Resolution wise, don’t bother with 4K. WUXGA (1080p) is fine and will give good results on a moderate sized screen.
Good luck. And agree that it’s an odd request!
posted by multivalent at 10:41 AM on June 20 [4 favorites]

Nthing people above, this is an unusual request to make of a speaker, at least for an academic conference. I have organised (academic) conferences for many years now, small (25 ppl) to larger (300+). Presenters send me what they need, and i organise at our expense. Even for zero budget events.

If you are going to buy/bring your own, you will need to know at least the size of the room, size of screen, power source. Also think of cables, from your device to the projector. Where will the projector be placed? Is there furniture planned for that? Does your presentation require sound.
Is there some staff on site knowledgable to set up/trouble shoot? If not, don't do it. Doing both (presenting and tech) is not at all advisable. Especially If you just bought it and have not used it much yet.

Another point to consider is transport. The bulb inside is not only very fragile (the filament inside, not so much the bulb itself) but also quite expensive (If the projector is any good). Are you flying there? Will you be able to take it as carry on?

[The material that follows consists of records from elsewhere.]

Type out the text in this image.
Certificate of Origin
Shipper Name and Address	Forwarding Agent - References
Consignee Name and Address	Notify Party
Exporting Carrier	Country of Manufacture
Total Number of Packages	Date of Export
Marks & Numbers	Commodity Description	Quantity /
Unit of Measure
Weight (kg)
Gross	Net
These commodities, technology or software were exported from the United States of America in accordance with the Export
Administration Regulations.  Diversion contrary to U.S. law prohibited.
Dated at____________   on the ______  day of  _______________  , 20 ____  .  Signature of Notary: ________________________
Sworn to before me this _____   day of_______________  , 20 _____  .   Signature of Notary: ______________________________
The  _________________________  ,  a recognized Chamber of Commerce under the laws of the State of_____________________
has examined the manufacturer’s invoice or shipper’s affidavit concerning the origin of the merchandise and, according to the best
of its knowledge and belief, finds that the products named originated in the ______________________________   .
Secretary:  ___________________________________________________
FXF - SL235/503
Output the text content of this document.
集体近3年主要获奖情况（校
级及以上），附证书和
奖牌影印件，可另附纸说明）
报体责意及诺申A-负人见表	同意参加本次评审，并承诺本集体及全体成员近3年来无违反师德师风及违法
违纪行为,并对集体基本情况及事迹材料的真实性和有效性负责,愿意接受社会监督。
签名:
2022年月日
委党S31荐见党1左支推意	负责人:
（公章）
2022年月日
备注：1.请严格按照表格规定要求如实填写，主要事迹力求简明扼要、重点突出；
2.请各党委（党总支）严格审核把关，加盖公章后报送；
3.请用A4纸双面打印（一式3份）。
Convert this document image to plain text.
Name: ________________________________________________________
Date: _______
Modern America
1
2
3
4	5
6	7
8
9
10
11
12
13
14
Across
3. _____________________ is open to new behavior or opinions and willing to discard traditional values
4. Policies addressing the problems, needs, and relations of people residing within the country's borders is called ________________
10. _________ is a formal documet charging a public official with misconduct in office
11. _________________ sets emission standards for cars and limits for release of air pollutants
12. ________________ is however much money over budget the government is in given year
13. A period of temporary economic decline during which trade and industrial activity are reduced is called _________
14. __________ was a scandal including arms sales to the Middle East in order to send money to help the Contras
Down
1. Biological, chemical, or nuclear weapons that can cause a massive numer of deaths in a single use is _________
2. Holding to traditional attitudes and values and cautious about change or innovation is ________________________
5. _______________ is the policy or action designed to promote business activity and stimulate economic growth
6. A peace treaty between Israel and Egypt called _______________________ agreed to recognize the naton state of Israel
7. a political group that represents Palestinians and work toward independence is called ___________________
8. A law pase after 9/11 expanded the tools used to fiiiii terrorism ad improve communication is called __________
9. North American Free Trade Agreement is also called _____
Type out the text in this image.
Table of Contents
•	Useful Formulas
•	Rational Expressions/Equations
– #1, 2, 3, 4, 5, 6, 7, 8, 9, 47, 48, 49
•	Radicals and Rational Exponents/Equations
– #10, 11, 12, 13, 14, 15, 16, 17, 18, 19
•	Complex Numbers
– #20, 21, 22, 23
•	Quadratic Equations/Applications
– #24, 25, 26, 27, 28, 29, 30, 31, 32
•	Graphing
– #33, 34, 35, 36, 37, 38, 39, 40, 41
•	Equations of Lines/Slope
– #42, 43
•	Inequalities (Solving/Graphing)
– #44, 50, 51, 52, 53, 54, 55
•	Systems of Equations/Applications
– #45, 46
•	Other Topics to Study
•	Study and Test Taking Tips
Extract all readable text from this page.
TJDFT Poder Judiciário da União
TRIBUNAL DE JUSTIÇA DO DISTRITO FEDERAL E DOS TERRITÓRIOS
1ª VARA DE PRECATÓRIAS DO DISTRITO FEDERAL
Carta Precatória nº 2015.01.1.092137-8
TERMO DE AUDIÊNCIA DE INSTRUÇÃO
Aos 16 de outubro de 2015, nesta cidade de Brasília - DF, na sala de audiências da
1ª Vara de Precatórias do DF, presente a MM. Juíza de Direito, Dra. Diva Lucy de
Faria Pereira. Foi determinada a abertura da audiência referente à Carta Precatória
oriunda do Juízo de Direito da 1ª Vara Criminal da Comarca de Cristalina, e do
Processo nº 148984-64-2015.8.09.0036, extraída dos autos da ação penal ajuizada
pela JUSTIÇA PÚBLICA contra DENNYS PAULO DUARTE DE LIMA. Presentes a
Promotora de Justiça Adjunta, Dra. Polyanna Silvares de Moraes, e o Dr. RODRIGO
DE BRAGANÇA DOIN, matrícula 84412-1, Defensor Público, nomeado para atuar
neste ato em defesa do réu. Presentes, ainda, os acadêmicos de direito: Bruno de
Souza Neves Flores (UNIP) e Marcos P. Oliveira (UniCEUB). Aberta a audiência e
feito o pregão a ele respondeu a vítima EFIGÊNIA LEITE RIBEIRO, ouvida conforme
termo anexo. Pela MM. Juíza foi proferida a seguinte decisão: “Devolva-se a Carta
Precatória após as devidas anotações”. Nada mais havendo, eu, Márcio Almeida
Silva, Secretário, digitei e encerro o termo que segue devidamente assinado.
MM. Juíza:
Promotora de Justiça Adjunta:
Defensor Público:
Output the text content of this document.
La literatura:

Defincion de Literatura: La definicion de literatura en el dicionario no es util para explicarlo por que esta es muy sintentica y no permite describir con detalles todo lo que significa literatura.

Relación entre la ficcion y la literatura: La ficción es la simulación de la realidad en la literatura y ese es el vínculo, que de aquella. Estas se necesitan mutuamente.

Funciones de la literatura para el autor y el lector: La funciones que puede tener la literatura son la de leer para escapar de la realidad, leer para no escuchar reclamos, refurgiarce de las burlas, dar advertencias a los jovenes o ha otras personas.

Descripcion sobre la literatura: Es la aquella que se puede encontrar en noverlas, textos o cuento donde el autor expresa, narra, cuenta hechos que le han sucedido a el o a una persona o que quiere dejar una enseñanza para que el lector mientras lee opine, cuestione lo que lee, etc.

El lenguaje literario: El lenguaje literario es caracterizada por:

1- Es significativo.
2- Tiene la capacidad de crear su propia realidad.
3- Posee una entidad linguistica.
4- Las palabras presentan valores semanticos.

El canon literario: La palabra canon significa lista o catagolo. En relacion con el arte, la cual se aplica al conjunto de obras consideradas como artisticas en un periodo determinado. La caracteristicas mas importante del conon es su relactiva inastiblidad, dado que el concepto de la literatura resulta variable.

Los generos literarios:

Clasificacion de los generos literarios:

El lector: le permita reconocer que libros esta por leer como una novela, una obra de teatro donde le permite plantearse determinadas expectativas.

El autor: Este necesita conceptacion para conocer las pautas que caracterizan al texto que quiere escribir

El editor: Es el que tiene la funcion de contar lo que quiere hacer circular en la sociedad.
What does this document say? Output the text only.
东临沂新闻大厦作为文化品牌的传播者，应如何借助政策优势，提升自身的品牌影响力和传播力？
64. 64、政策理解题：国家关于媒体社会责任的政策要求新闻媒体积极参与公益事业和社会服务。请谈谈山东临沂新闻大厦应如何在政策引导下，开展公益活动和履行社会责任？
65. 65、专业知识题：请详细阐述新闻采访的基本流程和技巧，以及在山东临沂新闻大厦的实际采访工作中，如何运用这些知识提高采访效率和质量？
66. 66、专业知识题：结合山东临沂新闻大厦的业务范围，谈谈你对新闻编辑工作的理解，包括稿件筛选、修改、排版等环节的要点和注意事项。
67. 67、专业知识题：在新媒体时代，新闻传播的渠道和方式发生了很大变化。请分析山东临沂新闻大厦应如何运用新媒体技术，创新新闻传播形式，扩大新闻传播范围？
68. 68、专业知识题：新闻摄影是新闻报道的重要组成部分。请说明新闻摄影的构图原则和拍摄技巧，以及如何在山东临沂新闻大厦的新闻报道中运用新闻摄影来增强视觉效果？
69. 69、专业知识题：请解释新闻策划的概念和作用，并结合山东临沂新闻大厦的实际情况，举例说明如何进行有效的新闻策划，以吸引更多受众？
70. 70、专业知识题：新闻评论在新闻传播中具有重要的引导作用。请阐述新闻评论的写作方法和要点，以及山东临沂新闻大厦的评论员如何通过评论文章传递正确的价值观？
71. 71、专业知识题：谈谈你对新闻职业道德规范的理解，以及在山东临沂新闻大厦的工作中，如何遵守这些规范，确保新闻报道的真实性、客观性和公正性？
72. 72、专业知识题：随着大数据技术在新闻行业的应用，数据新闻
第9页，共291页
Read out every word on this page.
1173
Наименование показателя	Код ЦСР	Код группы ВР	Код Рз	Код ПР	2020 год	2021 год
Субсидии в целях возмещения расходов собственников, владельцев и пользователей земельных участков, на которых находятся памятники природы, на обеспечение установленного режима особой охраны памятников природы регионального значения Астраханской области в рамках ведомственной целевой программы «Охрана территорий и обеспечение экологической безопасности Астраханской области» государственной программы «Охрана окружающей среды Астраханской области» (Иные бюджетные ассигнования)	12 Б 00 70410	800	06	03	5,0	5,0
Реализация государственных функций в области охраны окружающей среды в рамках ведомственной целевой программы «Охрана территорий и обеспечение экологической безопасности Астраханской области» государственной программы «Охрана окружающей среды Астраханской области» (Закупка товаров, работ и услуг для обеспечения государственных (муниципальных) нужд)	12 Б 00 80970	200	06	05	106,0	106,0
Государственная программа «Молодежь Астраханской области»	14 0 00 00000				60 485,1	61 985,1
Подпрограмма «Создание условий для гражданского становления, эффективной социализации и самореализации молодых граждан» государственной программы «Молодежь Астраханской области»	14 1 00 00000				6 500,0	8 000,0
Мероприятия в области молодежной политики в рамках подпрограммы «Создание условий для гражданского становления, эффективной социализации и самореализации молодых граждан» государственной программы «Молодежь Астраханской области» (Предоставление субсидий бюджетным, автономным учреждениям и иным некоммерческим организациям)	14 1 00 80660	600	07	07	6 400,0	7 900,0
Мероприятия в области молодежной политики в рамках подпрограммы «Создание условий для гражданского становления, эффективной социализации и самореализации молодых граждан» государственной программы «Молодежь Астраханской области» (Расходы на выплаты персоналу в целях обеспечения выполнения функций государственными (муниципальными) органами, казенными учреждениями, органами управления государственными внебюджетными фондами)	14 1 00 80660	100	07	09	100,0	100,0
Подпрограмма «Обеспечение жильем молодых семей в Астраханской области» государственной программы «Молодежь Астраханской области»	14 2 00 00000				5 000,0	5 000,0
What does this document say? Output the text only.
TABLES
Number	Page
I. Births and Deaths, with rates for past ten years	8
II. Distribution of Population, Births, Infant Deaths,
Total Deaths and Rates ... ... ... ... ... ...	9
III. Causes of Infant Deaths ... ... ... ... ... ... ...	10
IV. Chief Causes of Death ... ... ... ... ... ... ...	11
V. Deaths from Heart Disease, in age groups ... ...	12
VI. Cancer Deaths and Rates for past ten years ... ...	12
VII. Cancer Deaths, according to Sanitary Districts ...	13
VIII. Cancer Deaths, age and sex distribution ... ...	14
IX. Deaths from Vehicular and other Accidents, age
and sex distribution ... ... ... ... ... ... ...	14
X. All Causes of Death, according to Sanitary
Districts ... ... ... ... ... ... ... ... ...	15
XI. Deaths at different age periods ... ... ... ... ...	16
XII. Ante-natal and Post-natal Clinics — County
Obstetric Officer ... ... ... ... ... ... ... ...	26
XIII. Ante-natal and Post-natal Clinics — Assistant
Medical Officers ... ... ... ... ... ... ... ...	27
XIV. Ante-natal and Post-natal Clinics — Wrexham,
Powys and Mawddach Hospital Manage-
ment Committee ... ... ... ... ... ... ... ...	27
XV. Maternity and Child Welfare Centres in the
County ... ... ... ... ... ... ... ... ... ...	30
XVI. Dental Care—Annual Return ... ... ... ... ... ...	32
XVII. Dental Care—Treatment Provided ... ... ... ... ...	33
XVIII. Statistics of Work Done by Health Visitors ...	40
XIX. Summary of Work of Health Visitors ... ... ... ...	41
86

Practically speaking, if the venue is a hotel, with conference rooms, the hotel should be able to provide. It should be at the organisers expense.
If the venue is some sort of teaching institution, still they can rent one locally.
If it is someone's home, i would still not consider bringing your own a good solution because of potential problems No one but you, the speaker, can solve (on a new device no less).

Consider hand outs. Even if you had to bring them/print them yourself it should be less hassle.
posted by 15L06 at 10:51 AM on June 20 [2 favorites]

PS If they insist, and it is a small room, ask if there is large screen TV. It may be easier to hook up your device to a TV. But still, you cannot / should not be the one presenting and operating the tech side, so getting the cables cannot be on you.
posted by 15L06 at 11:03 AM on June 20

I've presented at many conferences/speaking engagements and have organized a few conferences, and this seems like a very odd request to me. What is the size of the conference? Is attendance free? Has everyone who is speaking been asked to bring their own projector?

I can certainly understand that purchasing projectors can be a big expense for a small nonprofit or for a free conference. At times the nonprofits I've been involved with have borrowed projectors and laptops from members when money was tight, but we would never think to ask a speaker to provide their own equipment beyond possibly bringing their own laptop. Very often we contract with A/V tech companies and they are worth the cost in terms of making sure everything runs smoothly and the presenters don't have to worry about fiddling with technology.

As others have stated, the presentation/room circumstances will dictate what kind of equipment would work best. A small, dark room with not many people in it, you could probably get away with a mini-projector in the $100-200 range, anything else and you will be paying $500-1000.
posted by Preserver at 11:43 AM on June 20 [2 favorites]

Agreeing that this is very weird. That said, my local library rents a reasonable projector for a fairly cheap price and at least one other local non-profit will rent out their projector. Maybe that's an option for you. I'd expect to spend $800 or more on a projector good enough for a conference presentation unless the room is very dark and small, so renting might be a more reasonable option.
posted by ssg at 12:50 PM on June 20 [1 favorite]

Nth'ing that this is an unusual ask.

If projection or a large TV turns out to be impractical, you could also look into a sync'd presentation that you distribute to attendees via a short URL, for them to view on their own devices. I believe Google Slides has a mode where it'll advance every "viewer's" slide when the presenter advances.

If this is the kind of event where most people will have a laptop or tablet with them.